Sheltering, too, posed a huge problem and many of them were taught to construct native style shelters from tree branches and build igloos. Although these mountain forces sustained heavy casualties during the winter of 1941, they grimly held the line, and by early 1942, a stalemate developed. Before the spring, only minor skirmishes continued, as both sides rebuilt their strength.
In early spring 1942, the 7.Gebirgs-Division was deployed far north, as the Soviets unleashed their new offensive. For weeks and months, the mountain troops fought a battle of attrition, trying to prevent the Soviets cutting them off. A series of vicious Russian assaults nearly succeeded, but the arrival of bad weather, once again, deprived the Red Army of victory. By the time the bad weather had improved, the Gebirsjäger had brought up additional reserves and equipment. The Russian offensive failed and the mountain troopers were able to spend the next two years, until 1944, patrolling the northern sector.
In the summer of 1944, the Red Army launched another offensive on the Northern Front. The attack was so fierce that the Finns concluded a separate peace with the Russians, in September 1944. With the prospect of being cut off, all German troops, including those of the Gebirsjäger, were pulled back through Lapland into Norway, whilst at the same time combating Norwegian troops who had now turned against them. Southern Front
Overlooking the Baltic coast is a 2cm FlaK 30 anti-aircraft gun. This FlaK gun weighed some 770kg and had an effective ceiling range of 2,200 meters against aerial targets. In the Gebirsjäger, these guns were operated by light flak companies and were used extensively to protect both mountain troops and Wehrmacht forces against enemy aerial attacks. They could also be used in a ground defensive role too, with great effect.
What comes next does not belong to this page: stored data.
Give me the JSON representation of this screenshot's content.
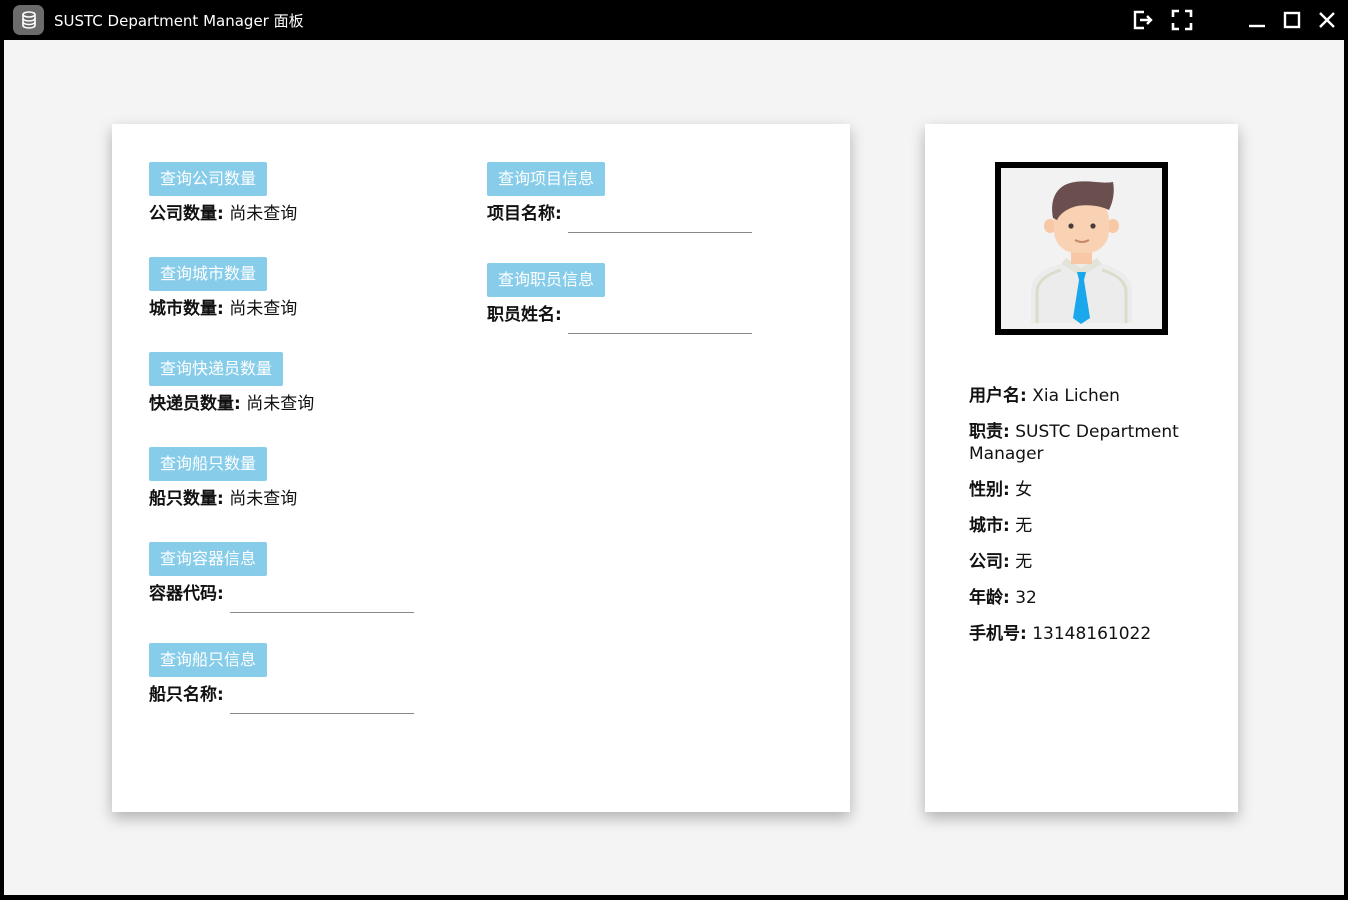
{
  "window": {
    "title": "SUSTC Department Manager 面板",
    "app_icon": "database-icon",
    "controls": [
      "logout-icon",
      "fullscreen-icon",
      "minimize-icon",
      "maximize-icon",
      "close-icon"
    ]
  },
  "queries": {
    "company_count": {
      "button": "查询公司数量",
      "label": "公司数量:",
      "value": "尚未查询"
    },
    "city_count": {
      "button": "查询城市数量",
      "label": "城市数量:",
      "value": "尚未查询"
    },
    "courier_count": {
      "button": "查询快递员数量",
      "label": "快递员数量:",
      "value": "尚未查询"
    },
    "ship_count": {
      "button": "查询船只数量",
      "label": "船只数量:",
      "value": "尚未查询"
    },
    "container_info": {
      "button": "查询容器信息",
      "label": "容器代码:",
      "input_value": ""
    },
    "ship_info": {
      "button": "查询船只信息",
      "label": "船只名称:",
      "input_value": ""
    },
    "project_info": {
      "button": "查询项目信息",
      "label": "项目名称:",
      "input_value": ""
    },
    "staff_info": {
      "button": "查询职员信息",
      "label": "职员姓名:",
      "input_value": ""
    }
  },
  "profile": {
    "avatar": "user-avatar-icon",
    "username": {
      "label": "用户名:",
      "value": "Xia Lichen"
    },
    "role": {
      "label": "职责:",
      "value": "SUSTC Department Manager"
    },
    "gender": {
      "label": "性别:",
      "value": "女"
    },
    "city": {
      "label": "城市:",
      "value": "无"
    },
    "company": {
      "label": "公司:",
      "value": "无"
    },
    "age": {
      "label": "年龄:",
      "value": "32"
    },
    "phone": {
      "label": "手机号:",
      "value": "13148161022"
    }
  },
  "colors": {
    "button_bg": "#87cdea",
    "titlebar_bg": "#000000",
    "content_bg": "#f4f4f4",
    "card_bg": "#ffffff"
  }
}
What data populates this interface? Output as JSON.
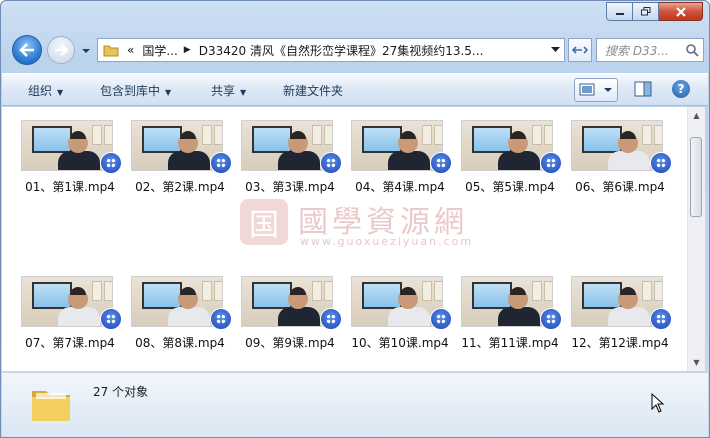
{
  "address": {
    "root_marker": "«",
    "crumb1": "国学...",
    "crumb2": "D33420 清风《自然形峦学课程》27集视频约13.5..."
  },
  "search": {
    "placeholder": "搜索 D33..."
  },
  "toolbar": {
    "organize": "组织",
    "include_library": "包含到库中",
    "share": "共享",
    "new_folder": "新建文件夹"
  },
  "files": [
    {
      "name": "01、第1课.mp4",
      "shirt": "dark"
    },
    {
      "name": "02、第2课.mp4",
      "shirt": "dark"
    },
    {
      "name": "03、第3课.mp4",
      "shirt": "dark"
    },
    {
      "name": "04、第4课.mp4",
      "shirt": "dark"
    },
    {
      "name": "05、第5课.mp4",
      "shirt": "dark"
    },
    {
      "name": "06、第6课.mp4",
      "shirt": "white"
    },
    {
      "name": "07、第7课.mp4",
      "shirt": "white"
    },
    {
      "name": "08、第8课.mp4",
      "shirt": "white"
    },
    {
      "name": "09、第9课.mp4",
      "shirt": "dark"
    },
    {
      "name": "10、第10课.mp4",
      "shirt": "white"
    },
    {
      "name": "11、第11课.mp4",
      "shirt": "dark"
    },
    {
      "name": "12、第12课.mp4",
      "shirt": "white"
    }
  ],
  "watermark": {
    "logo_text": "国",
    "cn_text": "國學資源網",
    "url": "www.guoxueziyuan.com"
  },
  "status": {
    "count": "27 个对象"
  },
  "colors": {
    "accent": "#2f7cd6",
    "close": "#c2351c"
  }
}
On the Southern Front, mountain troops saw more extensive action against the Red Army than those operations conducted in the north. In June 1941, the 1 and 4.Gebirgs-Divisions were involved in the rapid advances which followed the invasion of Russia. The soldiers covered some 35-miles each day and maintained this truly remarkable progress, day after day, week after weary week. During these early days, morale was high. They smashed through the Stalin Line and conducted vigorous attacks deep into enemy territory. They had also partici¬pated in the encirclement of the Uman pocket, which saw 100,000 Red Army troops being marched into captivity. The Gebirgs-Korps alone captured 22,000 prisoners. This, in itself, was a great victory and for weeks and months that followed, the mountain troops pushed further east towards Stalino, which was captured in November 1941. They then advanced to positions by the River Mius where winter was fast approaching.
In July 1942, the Gebirsjäger took part in the drive on the Caucasus Mountains. It was here that the soldiers were able to exhibit their Alpine skills and scale some of the highest peaks in the Caucasus range. On Mount Elbrus, they managed to plant the German national flag. By the end of 1942, as the city of Stalingrad was about to fall, the 1 and 4 Gebirgs-Divisions were withdrawn, barely escaping the clutches of the Red tide. Both divisions halted at the Kuban bridgehead, where they fought until the autumn of 1943, in mosquito-infested marshland.